Srinagar: Authorities in Jammu and Kashmir have launched a pilot project for converting massive quantities of weed extracted from famous Dal Lake into organic fertiliser, as part of Lake Conservation programme, which will also generate some revenue.
According to officials of the Lake Conservation and Management Authority (LCMA), nearly 70,000 cubic metres of weed is extracted from the Dal Lake every year, as part of a continuous process, to keep the macrophytes from overwhelming the ecosystem of the water body.
“… Till now, this weed used to get wasted. But now the department has taken an initiative and set up a plant where this weed will be converted into fertilizer. This is a natural fertilizer. We get around 70,000 cubic metres of weed every year,” Khurshid Ahmad Mir, Executive Engineer (Lake Cleaning and Monitoring Operations) said.
The LCMA has now signed a memorandum of understanding with the National Agricultural Cooperative Marketing Federation of India (NAFED) for converting this massive quantity of weed into organic fertiliser.

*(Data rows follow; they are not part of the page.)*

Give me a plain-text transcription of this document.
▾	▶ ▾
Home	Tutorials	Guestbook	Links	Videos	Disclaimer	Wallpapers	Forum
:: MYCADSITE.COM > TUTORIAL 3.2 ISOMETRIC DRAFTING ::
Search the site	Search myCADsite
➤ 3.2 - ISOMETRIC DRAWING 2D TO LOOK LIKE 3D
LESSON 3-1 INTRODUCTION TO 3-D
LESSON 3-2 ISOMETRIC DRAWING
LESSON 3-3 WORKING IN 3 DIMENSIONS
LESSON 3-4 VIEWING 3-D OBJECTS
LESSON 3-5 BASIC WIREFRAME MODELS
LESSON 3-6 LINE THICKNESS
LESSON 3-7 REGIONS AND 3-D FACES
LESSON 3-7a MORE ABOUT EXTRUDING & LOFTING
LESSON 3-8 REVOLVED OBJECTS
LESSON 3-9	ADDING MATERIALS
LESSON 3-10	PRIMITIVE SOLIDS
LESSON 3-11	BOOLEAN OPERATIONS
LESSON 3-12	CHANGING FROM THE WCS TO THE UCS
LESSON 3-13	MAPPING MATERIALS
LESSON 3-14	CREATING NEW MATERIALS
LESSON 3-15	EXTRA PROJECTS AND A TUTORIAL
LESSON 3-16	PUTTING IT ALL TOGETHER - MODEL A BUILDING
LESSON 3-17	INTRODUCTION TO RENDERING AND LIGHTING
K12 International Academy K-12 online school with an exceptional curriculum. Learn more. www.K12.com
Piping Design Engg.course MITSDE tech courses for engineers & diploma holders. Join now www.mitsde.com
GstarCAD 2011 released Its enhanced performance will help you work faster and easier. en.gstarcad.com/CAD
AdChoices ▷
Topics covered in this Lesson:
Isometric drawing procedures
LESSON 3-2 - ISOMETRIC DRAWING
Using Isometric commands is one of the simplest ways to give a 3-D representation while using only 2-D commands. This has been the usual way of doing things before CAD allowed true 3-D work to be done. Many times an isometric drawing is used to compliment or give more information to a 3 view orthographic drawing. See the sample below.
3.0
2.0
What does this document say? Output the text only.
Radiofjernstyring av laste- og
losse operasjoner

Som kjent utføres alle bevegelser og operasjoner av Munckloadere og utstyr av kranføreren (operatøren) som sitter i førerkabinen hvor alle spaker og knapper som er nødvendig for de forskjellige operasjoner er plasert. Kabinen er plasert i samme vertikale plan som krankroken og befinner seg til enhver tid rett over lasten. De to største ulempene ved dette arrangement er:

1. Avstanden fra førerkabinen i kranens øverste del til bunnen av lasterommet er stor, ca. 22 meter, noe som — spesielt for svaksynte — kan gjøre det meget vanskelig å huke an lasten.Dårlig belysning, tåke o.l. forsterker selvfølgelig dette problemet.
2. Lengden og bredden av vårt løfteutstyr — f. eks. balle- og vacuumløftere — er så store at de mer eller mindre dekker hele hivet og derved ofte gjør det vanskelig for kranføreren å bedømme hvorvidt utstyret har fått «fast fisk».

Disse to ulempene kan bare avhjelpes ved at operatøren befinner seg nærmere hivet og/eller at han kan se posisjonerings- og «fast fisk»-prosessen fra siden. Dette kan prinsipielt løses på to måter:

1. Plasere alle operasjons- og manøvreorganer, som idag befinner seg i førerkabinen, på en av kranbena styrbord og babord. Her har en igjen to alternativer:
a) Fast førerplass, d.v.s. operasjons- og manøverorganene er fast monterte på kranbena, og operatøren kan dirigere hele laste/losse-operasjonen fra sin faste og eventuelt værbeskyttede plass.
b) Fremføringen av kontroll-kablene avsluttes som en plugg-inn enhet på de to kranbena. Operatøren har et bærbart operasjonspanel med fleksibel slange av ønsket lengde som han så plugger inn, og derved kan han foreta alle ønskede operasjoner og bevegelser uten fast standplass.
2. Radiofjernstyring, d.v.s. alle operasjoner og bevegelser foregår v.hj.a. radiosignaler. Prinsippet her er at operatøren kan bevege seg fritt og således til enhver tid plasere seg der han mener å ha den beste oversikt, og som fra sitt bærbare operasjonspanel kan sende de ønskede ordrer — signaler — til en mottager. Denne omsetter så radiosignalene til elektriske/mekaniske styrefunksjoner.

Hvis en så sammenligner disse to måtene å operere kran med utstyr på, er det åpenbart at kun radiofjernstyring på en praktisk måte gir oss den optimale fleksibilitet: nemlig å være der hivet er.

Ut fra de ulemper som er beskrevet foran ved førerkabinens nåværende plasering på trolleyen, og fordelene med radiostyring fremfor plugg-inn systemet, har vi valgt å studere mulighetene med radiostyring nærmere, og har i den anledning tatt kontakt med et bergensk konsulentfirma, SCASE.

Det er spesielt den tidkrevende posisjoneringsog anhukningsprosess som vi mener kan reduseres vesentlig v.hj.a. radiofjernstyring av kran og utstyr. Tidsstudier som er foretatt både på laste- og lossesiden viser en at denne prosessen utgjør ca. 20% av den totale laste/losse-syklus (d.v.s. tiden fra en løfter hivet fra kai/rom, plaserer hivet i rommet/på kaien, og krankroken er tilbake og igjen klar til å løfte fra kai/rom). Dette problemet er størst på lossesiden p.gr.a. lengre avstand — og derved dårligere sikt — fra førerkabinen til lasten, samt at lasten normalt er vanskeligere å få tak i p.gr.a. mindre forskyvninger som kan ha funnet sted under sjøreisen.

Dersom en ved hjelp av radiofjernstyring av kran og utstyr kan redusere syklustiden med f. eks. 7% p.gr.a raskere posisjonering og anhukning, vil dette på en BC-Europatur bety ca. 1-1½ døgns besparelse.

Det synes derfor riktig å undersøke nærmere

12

“The macrophytes, commonly known as weed, are part of the lake ecosystem. To maintain the aesthetics and not let these macrophytes overwhelm the ecosystem, deweeding measures are taken and in the past two years, we have deployed enough machines and labour for this purpose,” Vice chairman of the LCMA Bashir Ahmad Bhat said.
He said the process would involve various mechanisms including composting the weed.
“It is a commercial exercise wherein this weed will be converted into manure and subsequently based on the outcome of this pilot project, it will be made commercially available. We should be able to set it up in one or two months. Previously, this weed was disposed of very unscientifically at certain sites adjacent to the Dal Lake periphery,” he added.
Altaf Ahmad Bhat, incharge of the deweeding process, said the fertiliser made from the weed will be cheaper than chemical fertilisers and also environment friendly.
“This fertliser will be economical, as compared to the chemical fertilisers available in the market. It will be organic as it will be made through natural processes and will not have any ill effects,” he said.
Owais Rashid, a junior engineer in the department, said while the weed used to go waste earlier, it is now expected to be a source of revenue.